İsrail İran savaşına ait konuşan Çelik, “İsrail’in İran’a yaptığı bu haksız ve hukuksuz yırtıcı taarruz sonucunda şu an gelinen noktada dünyanın önünde natürel açık bir çatışma İsrail tarafından sivil altyapının yok edilmesi direkt sivil insanların üzerine bomba yağdırılması kelam konusu lakin bunun yanı sırada bir daha vahim olabilecek hepimizin büyük bir külfet olarak gördüğümüz nükleer tehlikenin ortaya çıkması üzere bir gündemi daima bir arada takip ediyoruz. Bu nükleer tesislerin üzerine bomba yağdırılıyor. Birinci başta biliyorsunuz Atom Enerjisi Kurumu Natanz’da bir sızıntı var demişti. Fakat bu tehlike her an bütün bölgeyi daha büyük problemlerle karşı karşıya bırakacak, sonuçlar doğurabilir” diye konuştu.

“İsrail’in İran’a atağıyla birlikte Birleşmiş Milletler kaidesi dahil olmak üzere hepsinin ihlal edildiği bir tablo ortaya çıkmıştır”

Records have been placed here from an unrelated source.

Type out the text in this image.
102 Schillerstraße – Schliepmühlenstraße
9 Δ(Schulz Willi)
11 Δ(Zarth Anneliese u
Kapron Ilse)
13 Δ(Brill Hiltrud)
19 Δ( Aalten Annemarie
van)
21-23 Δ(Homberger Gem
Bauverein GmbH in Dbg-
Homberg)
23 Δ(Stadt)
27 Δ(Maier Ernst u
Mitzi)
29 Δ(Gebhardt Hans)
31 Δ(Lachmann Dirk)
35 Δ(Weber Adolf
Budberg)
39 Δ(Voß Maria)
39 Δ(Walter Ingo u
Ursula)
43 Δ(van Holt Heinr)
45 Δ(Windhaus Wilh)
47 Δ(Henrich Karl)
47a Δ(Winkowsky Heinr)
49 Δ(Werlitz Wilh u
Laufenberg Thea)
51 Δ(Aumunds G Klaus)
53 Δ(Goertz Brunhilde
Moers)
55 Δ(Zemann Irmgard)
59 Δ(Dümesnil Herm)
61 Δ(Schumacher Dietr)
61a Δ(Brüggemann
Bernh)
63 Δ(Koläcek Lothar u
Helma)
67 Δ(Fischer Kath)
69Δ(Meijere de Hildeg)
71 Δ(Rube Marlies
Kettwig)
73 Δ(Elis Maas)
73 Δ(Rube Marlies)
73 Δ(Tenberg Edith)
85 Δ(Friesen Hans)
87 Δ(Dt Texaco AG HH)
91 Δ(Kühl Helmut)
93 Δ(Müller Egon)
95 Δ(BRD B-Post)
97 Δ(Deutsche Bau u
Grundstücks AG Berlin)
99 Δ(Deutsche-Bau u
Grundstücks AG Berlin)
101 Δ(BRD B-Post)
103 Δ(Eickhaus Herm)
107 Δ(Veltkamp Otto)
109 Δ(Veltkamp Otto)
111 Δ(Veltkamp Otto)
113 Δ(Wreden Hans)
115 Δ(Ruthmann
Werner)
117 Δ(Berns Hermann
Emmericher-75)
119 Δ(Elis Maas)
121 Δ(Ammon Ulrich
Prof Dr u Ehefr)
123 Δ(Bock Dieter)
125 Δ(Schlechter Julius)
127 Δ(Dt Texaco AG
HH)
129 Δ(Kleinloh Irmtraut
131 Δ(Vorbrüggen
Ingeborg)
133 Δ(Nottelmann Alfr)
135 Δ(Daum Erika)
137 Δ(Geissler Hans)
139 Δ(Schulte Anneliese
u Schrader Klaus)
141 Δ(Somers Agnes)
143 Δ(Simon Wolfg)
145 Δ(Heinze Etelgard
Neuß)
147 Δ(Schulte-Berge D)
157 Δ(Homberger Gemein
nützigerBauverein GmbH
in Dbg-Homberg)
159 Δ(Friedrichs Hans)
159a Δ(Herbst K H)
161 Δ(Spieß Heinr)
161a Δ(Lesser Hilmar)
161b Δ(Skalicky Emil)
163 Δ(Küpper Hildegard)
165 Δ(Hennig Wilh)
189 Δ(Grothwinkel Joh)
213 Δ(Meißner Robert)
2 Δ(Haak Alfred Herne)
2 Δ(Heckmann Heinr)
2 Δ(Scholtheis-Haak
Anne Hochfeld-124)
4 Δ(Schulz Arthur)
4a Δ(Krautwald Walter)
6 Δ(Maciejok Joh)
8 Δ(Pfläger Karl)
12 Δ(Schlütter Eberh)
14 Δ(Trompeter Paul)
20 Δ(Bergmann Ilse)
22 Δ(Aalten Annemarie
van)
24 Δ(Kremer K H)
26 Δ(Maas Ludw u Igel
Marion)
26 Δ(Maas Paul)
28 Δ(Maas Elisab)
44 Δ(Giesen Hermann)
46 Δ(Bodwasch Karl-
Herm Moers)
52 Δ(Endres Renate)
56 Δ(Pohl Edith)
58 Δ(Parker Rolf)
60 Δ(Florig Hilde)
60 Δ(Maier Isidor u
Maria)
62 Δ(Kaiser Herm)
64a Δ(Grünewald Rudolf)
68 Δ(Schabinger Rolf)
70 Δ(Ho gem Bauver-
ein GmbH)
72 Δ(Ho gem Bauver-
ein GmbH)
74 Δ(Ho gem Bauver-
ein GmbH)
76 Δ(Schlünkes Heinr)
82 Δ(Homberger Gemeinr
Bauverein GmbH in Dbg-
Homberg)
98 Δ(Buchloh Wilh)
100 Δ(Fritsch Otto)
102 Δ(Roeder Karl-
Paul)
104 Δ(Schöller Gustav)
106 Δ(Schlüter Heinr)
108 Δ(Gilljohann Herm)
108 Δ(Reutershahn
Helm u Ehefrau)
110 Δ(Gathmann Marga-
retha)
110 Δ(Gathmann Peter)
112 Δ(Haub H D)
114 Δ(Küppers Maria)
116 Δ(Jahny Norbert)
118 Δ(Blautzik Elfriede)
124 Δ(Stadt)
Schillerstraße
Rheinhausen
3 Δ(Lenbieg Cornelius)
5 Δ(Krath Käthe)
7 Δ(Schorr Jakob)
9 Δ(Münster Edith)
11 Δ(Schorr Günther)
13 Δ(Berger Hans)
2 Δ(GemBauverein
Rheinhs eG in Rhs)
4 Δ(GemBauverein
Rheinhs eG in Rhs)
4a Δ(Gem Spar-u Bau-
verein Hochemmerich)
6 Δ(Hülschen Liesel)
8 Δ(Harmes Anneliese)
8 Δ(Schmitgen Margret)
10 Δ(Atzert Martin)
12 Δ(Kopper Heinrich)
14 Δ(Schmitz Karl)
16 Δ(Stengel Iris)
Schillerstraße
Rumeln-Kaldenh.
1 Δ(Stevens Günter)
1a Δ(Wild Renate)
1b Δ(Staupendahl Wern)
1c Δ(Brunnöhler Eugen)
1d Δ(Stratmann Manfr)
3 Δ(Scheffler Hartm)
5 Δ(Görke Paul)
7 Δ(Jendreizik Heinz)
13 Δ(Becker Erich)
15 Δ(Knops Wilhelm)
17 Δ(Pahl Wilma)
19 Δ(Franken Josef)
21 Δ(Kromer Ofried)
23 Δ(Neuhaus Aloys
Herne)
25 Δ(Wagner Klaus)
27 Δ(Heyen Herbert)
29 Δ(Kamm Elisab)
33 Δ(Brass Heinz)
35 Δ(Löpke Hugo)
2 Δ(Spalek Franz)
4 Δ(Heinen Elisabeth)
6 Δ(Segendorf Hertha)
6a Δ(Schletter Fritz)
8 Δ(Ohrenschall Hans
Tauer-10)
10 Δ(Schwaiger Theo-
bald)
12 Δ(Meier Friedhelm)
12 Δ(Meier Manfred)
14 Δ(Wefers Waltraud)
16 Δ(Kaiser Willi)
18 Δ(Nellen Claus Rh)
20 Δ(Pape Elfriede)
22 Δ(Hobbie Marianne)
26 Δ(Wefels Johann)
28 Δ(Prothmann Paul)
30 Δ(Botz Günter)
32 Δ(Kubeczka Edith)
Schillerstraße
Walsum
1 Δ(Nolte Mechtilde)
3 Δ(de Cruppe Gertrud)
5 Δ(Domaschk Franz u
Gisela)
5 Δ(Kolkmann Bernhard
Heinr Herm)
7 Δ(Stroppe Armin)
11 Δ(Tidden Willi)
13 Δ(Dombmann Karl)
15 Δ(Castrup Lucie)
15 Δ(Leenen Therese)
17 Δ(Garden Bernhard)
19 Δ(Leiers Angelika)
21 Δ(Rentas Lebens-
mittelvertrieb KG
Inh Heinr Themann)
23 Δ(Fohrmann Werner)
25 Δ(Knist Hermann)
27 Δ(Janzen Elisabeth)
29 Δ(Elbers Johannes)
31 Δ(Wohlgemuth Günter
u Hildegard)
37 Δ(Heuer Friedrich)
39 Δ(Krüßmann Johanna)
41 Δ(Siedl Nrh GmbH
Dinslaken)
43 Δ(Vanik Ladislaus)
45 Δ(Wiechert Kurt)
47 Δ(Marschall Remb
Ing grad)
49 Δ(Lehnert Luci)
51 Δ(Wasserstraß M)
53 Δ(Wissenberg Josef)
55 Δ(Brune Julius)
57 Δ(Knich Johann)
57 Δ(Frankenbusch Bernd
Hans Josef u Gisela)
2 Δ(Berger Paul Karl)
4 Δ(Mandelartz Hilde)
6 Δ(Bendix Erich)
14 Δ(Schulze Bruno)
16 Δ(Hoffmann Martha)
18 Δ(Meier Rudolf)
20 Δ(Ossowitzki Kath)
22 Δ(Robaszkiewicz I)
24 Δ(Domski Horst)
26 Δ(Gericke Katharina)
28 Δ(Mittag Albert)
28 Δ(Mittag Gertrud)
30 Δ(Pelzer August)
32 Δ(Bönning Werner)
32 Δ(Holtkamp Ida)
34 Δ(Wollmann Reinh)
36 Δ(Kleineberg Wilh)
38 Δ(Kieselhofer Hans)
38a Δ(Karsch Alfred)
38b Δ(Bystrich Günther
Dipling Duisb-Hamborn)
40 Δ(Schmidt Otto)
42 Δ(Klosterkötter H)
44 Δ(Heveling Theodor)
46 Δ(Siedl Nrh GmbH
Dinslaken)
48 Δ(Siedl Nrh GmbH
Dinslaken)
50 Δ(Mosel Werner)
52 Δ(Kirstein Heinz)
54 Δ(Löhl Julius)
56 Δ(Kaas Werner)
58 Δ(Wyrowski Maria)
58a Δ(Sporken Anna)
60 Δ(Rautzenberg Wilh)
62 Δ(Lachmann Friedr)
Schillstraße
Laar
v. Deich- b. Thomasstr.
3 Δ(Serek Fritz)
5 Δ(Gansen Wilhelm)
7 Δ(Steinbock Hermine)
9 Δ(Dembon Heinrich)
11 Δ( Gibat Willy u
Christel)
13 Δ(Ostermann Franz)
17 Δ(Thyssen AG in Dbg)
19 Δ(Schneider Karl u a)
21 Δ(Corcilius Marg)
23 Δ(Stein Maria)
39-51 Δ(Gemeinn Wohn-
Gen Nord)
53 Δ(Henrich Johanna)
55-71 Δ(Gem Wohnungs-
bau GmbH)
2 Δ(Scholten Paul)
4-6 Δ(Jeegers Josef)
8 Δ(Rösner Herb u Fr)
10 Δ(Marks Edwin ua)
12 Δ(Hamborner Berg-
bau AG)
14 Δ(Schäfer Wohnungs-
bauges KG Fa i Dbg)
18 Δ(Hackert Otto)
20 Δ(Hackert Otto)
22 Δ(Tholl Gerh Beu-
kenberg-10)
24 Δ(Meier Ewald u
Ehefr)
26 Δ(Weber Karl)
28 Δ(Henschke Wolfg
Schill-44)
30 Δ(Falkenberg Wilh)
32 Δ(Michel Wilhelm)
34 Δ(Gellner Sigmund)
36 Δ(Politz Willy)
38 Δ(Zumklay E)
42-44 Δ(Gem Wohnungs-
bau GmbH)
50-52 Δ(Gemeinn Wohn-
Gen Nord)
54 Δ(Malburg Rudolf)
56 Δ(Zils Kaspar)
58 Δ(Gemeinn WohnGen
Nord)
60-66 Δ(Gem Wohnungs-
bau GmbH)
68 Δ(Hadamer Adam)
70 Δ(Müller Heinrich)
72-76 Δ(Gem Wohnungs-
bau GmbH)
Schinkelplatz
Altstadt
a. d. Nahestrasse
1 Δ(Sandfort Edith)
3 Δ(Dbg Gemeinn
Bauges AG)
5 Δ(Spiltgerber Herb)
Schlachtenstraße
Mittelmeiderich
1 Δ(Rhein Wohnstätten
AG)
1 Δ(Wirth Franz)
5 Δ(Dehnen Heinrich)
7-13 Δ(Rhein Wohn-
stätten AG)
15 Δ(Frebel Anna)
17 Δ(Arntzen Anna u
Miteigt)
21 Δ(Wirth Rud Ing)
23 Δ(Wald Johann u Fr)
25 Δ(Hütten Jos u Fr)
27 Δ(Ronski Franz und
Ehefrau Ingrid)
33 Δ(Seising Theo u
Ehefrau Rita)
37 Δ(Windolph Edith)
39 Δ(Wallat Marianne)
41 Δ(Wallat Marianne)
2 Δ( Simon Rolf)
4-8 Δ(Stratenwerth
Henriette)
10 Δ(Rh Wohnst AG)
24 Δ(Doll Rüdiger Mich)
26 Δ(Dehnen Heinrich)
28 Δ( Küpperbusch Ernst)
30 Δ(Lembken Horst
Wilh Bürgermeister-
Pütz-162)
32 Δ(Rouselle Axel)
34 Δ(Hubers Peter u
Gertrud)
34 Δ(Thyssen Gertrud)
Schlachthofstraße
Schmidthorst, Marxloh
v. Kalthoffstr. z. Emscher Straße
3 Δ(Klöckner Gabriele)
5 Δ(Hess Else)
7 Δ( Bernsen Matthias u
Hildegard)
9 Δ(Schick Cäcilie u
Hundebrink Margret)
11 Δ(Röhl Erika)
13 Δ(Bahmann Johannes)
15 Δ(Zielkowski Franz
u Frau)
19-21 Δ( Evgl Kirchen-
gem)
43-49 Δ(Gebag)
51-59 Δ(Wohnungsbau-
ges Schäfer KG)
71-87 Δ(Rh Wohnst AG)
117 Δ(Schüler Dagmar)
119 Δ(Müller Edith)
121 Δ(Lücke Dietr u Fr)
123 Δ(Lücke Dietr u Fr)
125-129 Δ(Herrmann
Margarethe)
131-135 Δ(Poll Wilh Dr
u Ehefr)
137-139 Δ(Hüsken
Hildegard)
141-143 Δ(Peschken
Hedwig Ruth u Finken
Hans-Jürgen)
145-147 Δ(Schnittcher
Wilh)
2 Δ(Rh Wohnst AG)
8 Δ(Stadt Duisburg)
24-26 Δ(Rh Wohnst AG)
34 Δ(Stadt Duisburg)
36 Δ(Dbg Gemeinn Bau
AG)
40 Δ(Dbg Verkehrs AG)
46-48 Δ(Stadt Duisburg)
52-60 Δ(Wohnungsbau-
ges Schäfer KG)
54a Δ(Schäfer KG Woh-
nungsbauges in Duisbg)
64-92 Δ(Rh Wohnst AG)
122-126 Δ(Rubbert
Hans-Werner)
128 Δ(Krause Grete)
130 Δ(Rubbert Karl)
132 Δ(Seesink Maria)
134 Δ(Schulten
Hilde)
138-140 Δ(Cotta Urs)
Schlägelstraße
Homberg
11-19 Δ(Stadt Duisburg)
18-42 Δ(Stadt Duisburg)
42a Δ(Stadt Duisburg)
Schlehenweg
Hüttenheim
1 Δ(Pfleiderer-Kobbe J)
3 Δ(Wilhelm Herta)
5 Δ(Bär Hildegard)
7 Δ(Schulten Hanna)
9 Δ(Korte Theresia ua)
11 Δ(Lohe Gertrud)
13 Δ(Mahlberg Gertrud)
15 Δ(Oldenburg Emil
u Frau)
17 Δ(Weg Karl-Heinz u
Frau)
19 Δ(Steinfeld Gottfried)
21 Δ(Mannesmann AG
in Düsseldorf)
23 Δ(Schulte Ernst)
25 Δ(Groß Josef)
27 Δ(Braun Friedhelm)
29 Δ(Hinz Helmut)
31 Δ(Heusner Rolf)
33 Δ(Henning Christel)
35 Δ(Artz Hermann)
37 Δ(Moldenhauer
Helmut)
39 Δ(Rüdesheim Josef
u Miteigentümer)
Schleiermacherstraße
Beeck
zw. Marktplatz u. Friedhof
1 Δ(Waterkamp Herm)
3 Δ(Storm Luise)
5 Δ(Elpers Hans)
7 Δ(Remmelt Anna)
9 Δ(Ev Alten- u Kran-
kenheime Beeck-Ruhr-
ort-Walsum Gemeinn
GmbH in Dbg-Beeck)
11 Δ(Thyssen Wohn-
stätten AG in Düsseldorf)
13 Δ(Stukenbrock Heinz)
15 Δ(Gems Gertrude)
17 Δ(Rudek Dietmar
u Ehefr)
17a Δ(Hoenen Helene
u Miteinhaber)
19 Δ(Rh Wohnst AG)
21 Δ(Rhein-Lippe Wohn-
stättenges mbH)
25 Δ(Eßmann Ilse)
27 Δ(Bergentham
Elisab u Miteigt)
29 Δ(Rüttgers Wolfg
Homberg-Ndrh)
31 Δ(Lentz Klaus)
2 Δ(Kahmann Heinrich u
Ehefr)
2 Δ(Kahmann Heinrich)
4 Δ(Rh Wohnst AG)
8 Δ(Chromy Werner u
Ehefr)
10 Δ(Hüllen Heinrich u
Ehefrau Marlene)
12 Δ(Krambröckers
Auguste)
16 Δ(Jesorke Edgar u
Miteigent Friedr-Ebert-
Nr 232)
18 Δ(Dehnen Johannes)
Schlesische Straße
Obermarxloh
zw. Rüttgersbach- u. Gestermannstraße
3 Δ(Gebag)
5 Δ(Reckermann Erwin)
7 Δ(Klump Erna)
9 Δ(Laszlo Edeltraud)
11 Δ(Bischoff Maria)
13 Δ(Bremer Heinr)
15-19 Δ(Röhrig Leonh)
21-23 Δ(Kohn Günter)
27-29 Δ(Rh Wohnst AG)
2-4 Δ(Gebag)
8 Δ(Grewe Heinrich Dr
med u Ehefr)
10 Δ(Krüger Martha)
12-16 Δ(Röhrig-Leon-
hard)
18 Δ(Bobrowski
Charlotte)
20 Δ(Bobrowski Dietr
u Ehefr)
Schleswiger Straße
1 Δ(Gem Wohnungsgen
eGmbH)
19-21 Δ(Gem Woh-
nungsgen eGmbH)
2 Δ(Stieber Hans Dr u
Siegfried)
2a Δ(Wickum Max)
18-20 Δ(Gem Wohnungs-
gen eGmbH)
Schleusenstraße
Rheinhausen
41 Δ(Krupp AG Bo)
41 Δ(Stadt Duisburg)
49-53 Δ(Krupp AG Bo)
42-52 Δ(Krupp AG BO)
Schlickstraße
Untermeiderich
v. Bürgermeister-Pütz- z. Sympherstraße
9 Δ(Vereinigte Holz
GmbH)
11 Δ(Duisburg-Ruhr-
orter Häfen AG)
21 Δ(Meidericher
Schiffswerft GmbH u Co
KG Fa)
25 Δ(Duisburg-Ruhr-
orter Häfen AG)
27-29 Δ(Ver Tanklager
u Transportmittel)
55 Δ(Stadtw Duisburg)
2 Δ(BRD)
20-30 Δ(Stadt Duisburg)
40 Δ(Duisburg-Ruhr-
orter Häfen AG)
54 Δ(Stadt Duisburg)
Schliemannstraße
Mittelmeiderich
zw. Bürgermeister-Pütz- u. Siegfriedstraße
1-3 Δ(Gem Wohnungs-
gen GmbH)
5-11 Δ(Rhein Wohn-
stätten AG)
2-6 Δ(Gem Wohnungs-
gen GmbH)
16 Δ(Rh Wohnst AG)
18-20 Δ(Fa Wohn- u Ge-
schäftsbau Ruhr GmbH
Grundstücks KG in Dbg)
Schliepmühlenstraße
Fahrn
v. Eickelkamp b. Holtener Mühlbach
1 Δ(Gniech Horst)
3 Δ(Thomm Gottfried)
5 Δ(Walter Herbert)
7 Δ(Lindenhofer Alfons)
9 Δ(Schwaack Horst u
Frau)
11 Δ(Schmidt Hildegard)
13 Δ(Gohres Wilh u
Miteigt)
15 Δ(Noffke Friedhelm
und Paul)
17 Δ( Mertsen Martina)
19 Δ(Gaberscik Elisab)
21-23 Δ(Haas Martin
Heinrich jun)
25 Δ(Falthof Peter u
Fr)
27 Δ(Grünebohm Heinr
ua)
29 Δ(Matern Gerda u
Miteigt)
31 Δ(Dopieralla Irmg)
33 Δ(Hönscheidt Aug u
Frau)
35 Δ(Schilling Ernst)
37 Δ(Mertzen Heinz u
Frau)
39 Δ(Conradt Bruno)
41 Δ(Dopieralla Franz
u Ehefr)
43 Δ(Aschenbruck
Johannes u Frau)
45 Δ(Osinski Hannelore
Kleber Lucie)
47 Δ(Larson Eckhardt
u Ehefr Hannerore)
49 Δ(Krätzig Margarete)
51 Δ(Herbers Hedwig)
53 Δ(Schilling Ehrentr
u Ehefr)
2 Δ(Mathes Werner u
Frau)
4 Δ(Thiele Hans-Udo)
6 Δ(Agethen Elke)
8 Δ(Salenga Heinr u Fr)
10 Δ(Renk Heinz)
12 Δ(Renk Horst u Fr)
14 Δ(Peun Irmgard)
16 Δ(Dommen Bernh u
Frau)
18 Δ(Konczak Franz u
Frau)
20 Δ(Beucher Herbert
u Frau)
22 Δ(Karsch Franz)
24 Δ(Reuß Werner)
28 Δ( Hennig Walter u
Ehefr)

Rusya, Ukrayna ortasındaki çatışmada nükleer santrallerle ilgili olarak yapılan uyarların dikkat çekilen tehlikelerin çok daha büyük bir vahim tablo olmasına karşın İran’daki nükleer tesislerle dikkate getirilmemesi son derece ibret verici olduğunu tabir eden Çelik, “Burada nükleer problemlerden sorumlu kurumların Ukrayna’daki tesislerle ilgili olarak yüksek sesli konuşurken İran’daki tesislerle ilgili olarak niye cılız sesli konuştuğu zira bunların ortaya çıkaracağı nükleer tehlike konusunda niye çekimser davrandığı üzerinde düşünülmesi gereken bir husustur. Olağan İsrail’in İran’a atağıyla birlikte Birleşmiş Milletler kaidesi dahil olmak üzere hepsinin ihlal edildiği bir tablo ortaya çıkmıştır. Memleketler arası kurumların fonksiyonelliği açısından da memleketler arası hukukun geçerliliği açısından da vahim bir görüntüdür. İran nükleer mutabakatlara taraf bir ülke. İsrail ise nükleer silahı olmasına karşın nükleer mutabakatlara taraf bir ülke değil. Ancak buna karşın İran’ın nükleer silah yapacağını argüman ederek bu saldırıyı başlatıyor” tabirlerini kullandı.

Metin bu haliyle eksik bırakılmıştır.